I think %eax is a temporarily register for store the c + 1.
This is right?
thank you for your answer.
You don't have optimisation turned on, so the compiler is generating really bad code. The primary storage for all your values is in the stack frame, and values are loaded into registers only long enough to do the calculations.
The code actually breaks down into:
pushl %ebp
movl %esp, %ebp
subl $32, %esp
Standard function prologue, setting up a new stack frame, and reserving 50 bytes for the stack frame.
movl $0, -4(%ebp)
movl $1, -24(%ebp)
movl $2, -20(%ebp)
movl $3, -16(%ebp)
movl $4, -12(%ebp)
movl $6, -8(%ebp)
Fill the stack frame with dummy values (presumably as a debugging aid).
movl 8(%ebp), %eax
addl $1, %eax
movl %eax, -4(%ebp)
Read the parameter c out of the stack frame, add one to it, store it into a (different) stack slot.
movl -4(%ebp), %eax
leave
ret
Read the value back out of the stack slot and return it.
If you compile this with optimisation, you'll see most of the code vanish.
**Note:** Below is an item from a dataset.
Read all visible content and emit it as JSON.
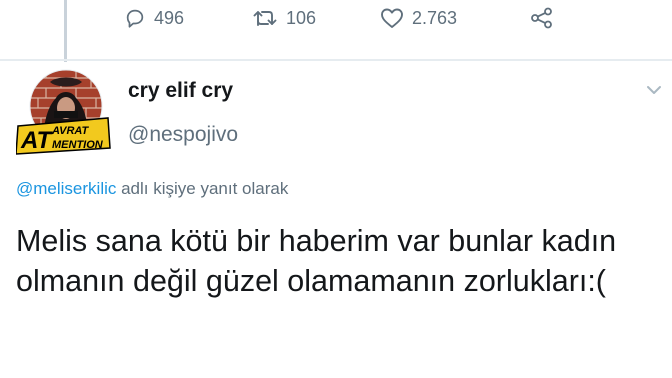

If you use -fomit-frame-pointer -Os, you should end up with this:
max:
movl 4(%esp), %eax
incl %eax
ret
movl %eax, -4(%ebp)
Here the value computed for d (now stored in eax) is saved in d's memory cell.
movl -4(%ebp), %eax
While here the return value (d's) gets loaded into eax, because, as you know, eax holds functions' return value.
As #David said, you're compiling without optimization, so gcc generates easy-to-debug code, which is quite inefficient and repetitive sometimes.